Hacker News new | ask | show | jobs
by gilgad13 1599 days ago
While this is true, in the context of alpine climbing where I first heard this statement, the bold alpinists who die young are very much not beginner-intermediates. I've interpreted this differently than just the "Bathtub Curve"[1] applied to dangerous pursuits.

Rather, there is a certain amount of objective risk in alpine environments, and the more time you put yourself in that environment, especially in locations you aren't familiar with, the greater the chance that something will eventually go wrong.

I'm always surprised by the number of famous alpinists who weren't killed on their progressive, headline-capturing attempts but rather on training attempts and lesser objectives.

[1]: https://en.wikipedia.org/wiki/Bathtub_curve

5 comments

My wife teaches people to ride horses for a living so we talk about the safety of that.

You hear a lot about people who get seriously injured riding who are often professionals or people who ride competitively at a high level. They are doing dangerous things and doing a lot of them.

We don't think it is that dangerous for people who ride at the level we do, out of maybe 15 years we've had one broken bone.
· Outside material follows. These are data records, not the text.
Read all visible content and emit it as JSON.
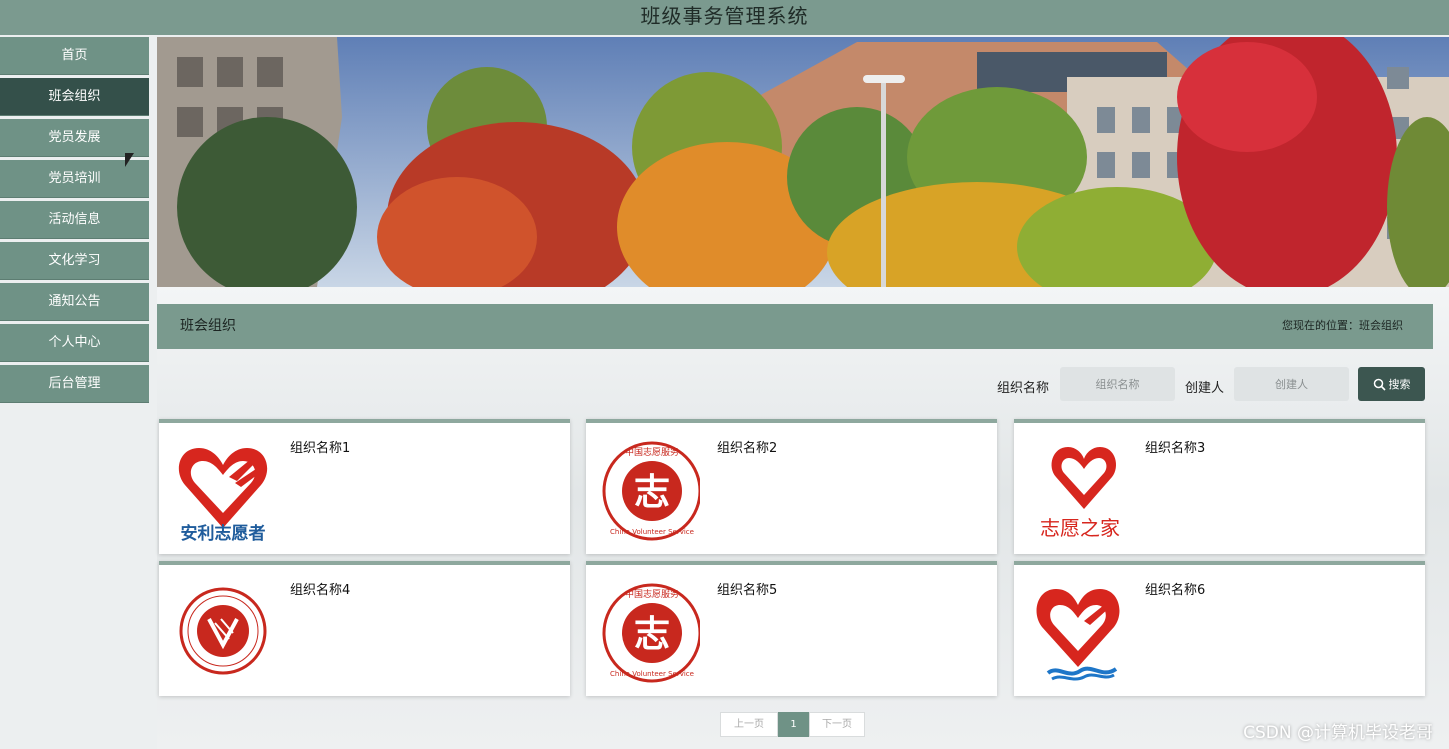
{
  "app": {
    "title": "班级事务管理系统"
  },
  "nav": {
    "items": [
      {
        "label": "首页"
      },
      {
        "label": "班会组织"
      },
      {
        "label": "党员发展"
      },
      {
        "label": "党员培训"
      },
      {
        "label": "活动信息"
      },
      {
        "label": "文化学习"
      },
      {
        "label": "通知公告"
      },
      {
        "label": "个人中心"
      },
      {
        "label": "后台管理"
      }
    ],
    "active_index": 1
  },
  "section": {
    "title": "班会组织",
    "location": "您现在的位置：班会组织"
  },
  "search": {
    "org_label": "组织名称",
    "org_placeholder": "组织名称",
    "creator_label": "创建人",
    "creator_placeholder": "创建人",
    "button_label": "搜索"
  },
  "cards": [
    {
      "name": "组织名称1",
      "logo": "heart-hand-logo",
      "logo_caption": "安利志愿者"
    },
    {
      "name": "组织名称2",
      "logo": "china-volunteer-service-seal",
      "seal_top": "中国志愿服务",
      "seal_bottom": "China Volunteer Service",
      "seal_char": "志"
    },
    {
      "name": "组织名称3",
      "logo": "heart-hand-logo",
      "logo_caption": "志愿之家"
    },
    {
      "name": "组织名称4",
      "logo": "youth-volunteer-association-seal"
    },
    {
      "name": "组织名称5",
      "logo": "china-volunteer-service-seal",
      "seal_top": "中国志愿服务",
      "seal_bottom": "China Volunteer Service",
      "seal_char": "志"
    },
    {
      "name": "组织名称6",
      "logo": "heart-hand-wave-logo"
    }
  ],
  "pagination": {
    "prev": "上一页",
    "current": "1",
    "next": "下一页"
  },
  "watermark": "CSDN @计算机毕设老哥",
  "colors": {
    "topbar": "#7b9a8f",
    "nav": "#6f9286",
    "nav_active": "#34504a",
    "accent_red": "#d7261e"
  }
}
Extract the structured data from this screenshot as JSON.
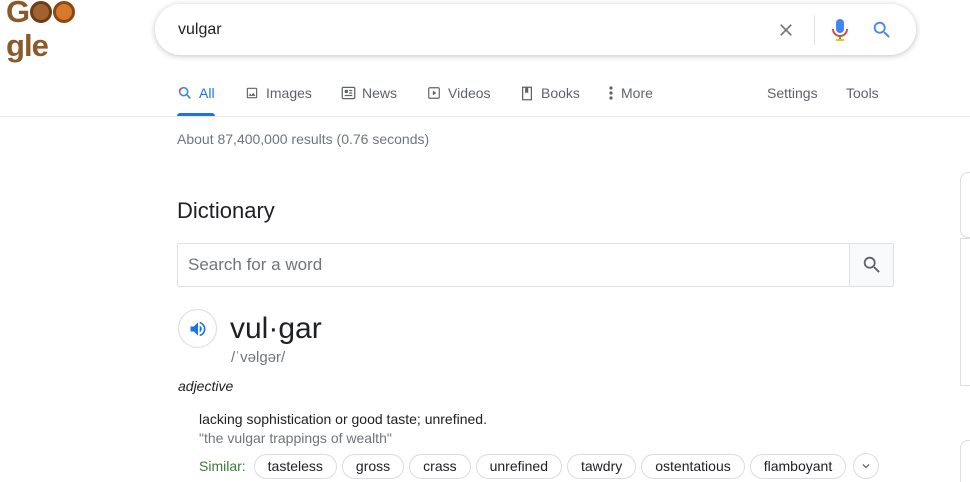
{
  "logo": {
    "alt": "Google",
    "letters": [
      "G",
      "o",
      "o",
      "g",
      "l",
      "e"
    ]
  },
  "search": {
    "query": "vulgar"
  },
  "icons": {
    "clear": "close-icon",
    "voice": "mic-icon",
    "search": "search-icon",
    "speaker": "speaker-icon",
    "expand": "chevron-down-icon"
  },
  "tabs": [
    {
      "label": "All",
      "icon": "search-icon",
      "active": true
    },
    {
      "label": "Images",
      "icon": "image-icon"
    },
    {
      "label": "News",
      "icon": "news-icon"
    },
    {
      "label": "Videos",
      "icon": "video-icon"
    },
    {
      "label": "Books",
      "icon": "book-icon"
    },
    {
      "label": "More",
      "icon": "more-vert-icon"
    }
  ],
  "tools": {
    "settings": "Settings",
    "tools": "Tools"
  },
  "result_stats": "About 87,400,000 results (0.76 seconds)",
  "dictionary": {
    "heading": "Dictionary",
    "search_placeholder": "Search for a word",
    "headword": "vul·gar",
    "phonetic": "/ˈvəlɡər/",
    "part_of_speech": "adjective",
    "definition": "lacking sophistication or good taste; unrefined.",
    "example": "\"the vulgar trappings of wealth\"",
    "similar_label": "Similar:",
    "similar": [
      "tasteless",
      "gross",
      "crass",
      "unrefined",
      "tawdry",
      "ostentatious",
      "flamboyant"
    ]
  },
  "colors": {
    "accent_blue": "#1a73e8",
    "text_secondary": "#70757a",
    "logo_brown": "#8a5a2b",
    "similar_green": "#3c7a3c"
  }
}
The other day I noticed that we had acquired a used horse blanket from another barn in the area which is a running joke at our barn because of their bad safety culture. They are a "better" barn than ours in that they are attached to the show circuit at a higher level than the bottom, but we are always hearing about crazy accidents that happen there. When I was learning to ride there they had a confusing situation almost like

https://aviation-safety.net/database/record.php?id=19810217-...
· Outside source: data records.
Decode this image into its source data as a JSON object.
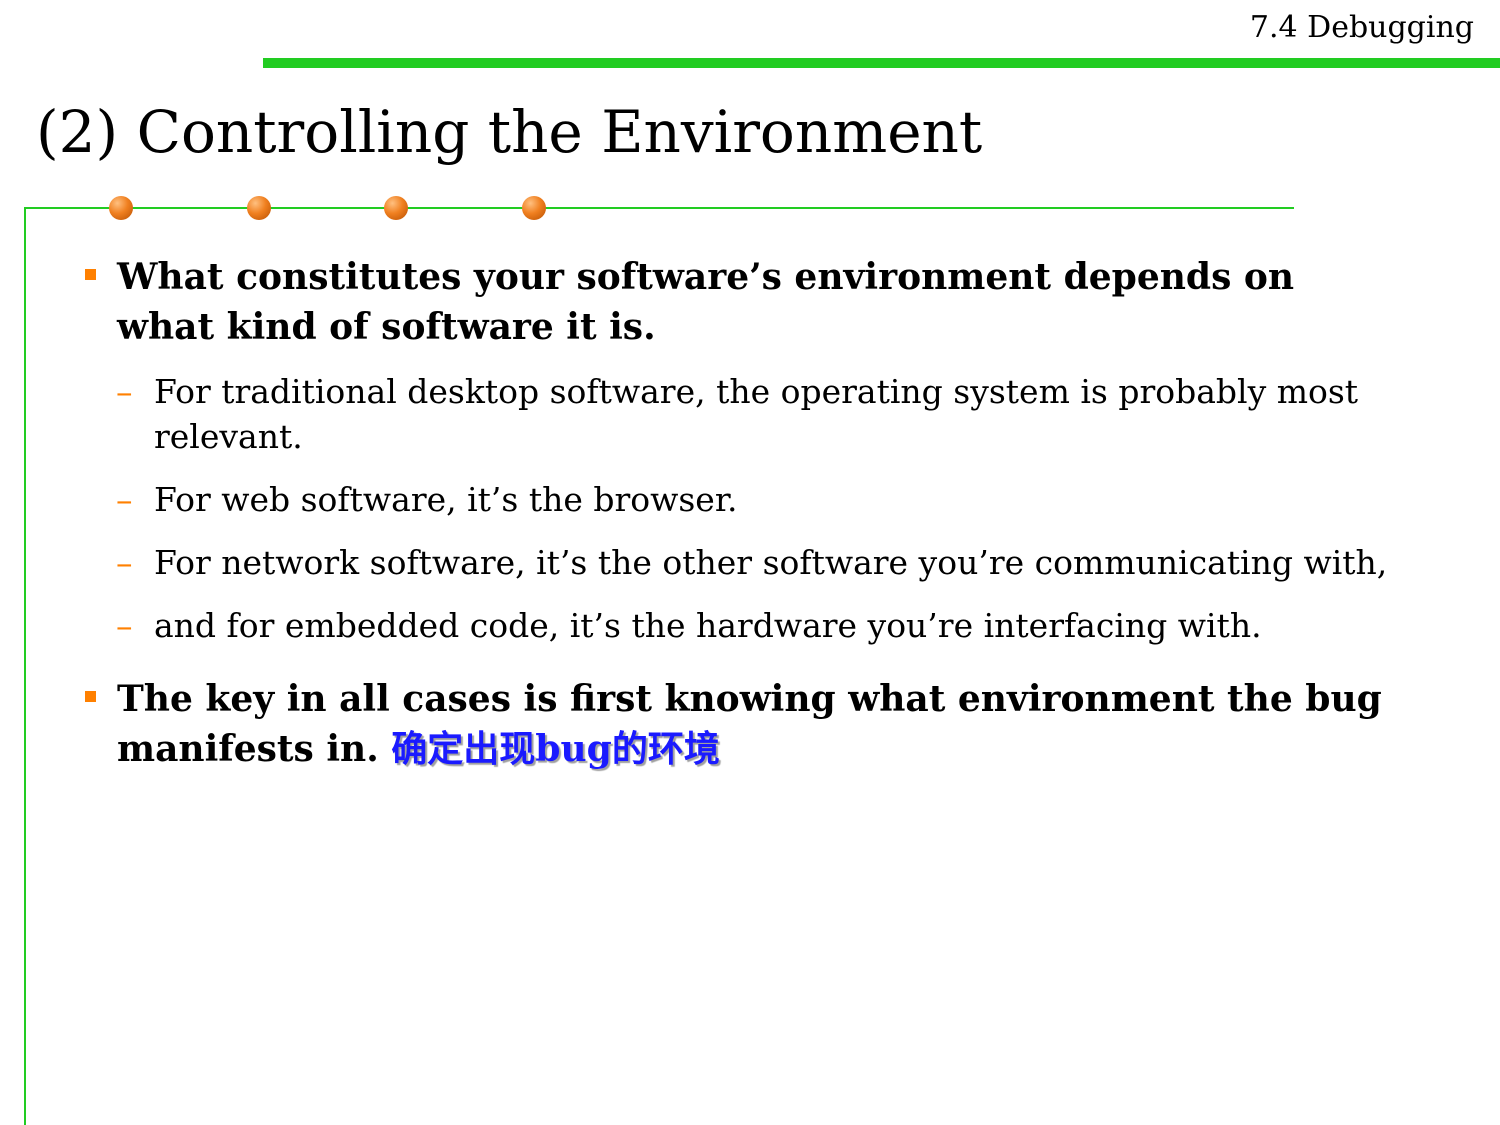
{
  "header": {
    "section_label": "7.4 Debugging"
  },
  "title": "(2) Controlling the Environment",
  "colors": {
    "rule": "#22cc22",
    "bullet": "#ff8000",
    "highlight": "#1a1aff"
  },
  "bullets": [
    {
      "text": "What constitutes your software’s environment depends on what kind of software it is.",
      "subitems": [
        "For traditional desktop software, the operating system is probably most relevant.",
        "For web software, it’s the browser.",
        "For network software, it’s the other software you’re communicating with,",
        "and for embedded code, it’s the hardware you’re interfacing with."
      ]
    },
    {
      "text": "The key in all cases is first knowing what environment the bug manifests in.",
      "highlight": "确定出现bug的环境"
    }
  ]
}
with too many lessons going on at once where I wound up going over a jump by accident after a "near miss" in which I almost did. (I never thought I could go over a jump and survive, as it was I had about two seconds to figure out that I had to trust the horse and hang on and I did alright...)

Another good allegory is that, in the US Air Force, the flight crews considered most dangerous are those with the highest collective rank. Sure, the young crews are learning but the old ones still think they know it all and have often forgotten critical details.
(Example) When you go climbing somewhere, you have like a 40% of getting killed that you can mitigate completely by skill, and an additional 0.1% chance that something goes wrong by some fluke, that you can’t mitigate at all.

Pretty good if you go climbing 10 times a year. Pretty bad if you go 1000 times.

Isn't this somewhat expected?

They wouldn't be famous if they didn't succeed on headline-capturing attempts and there are only so many you can realistically do in life. They are dead however as doing dangerous things often enough will kill a substantial number of practitioners.

Need to consider that headline capturing objectives ar a few in a lifetime and training goes on all the time.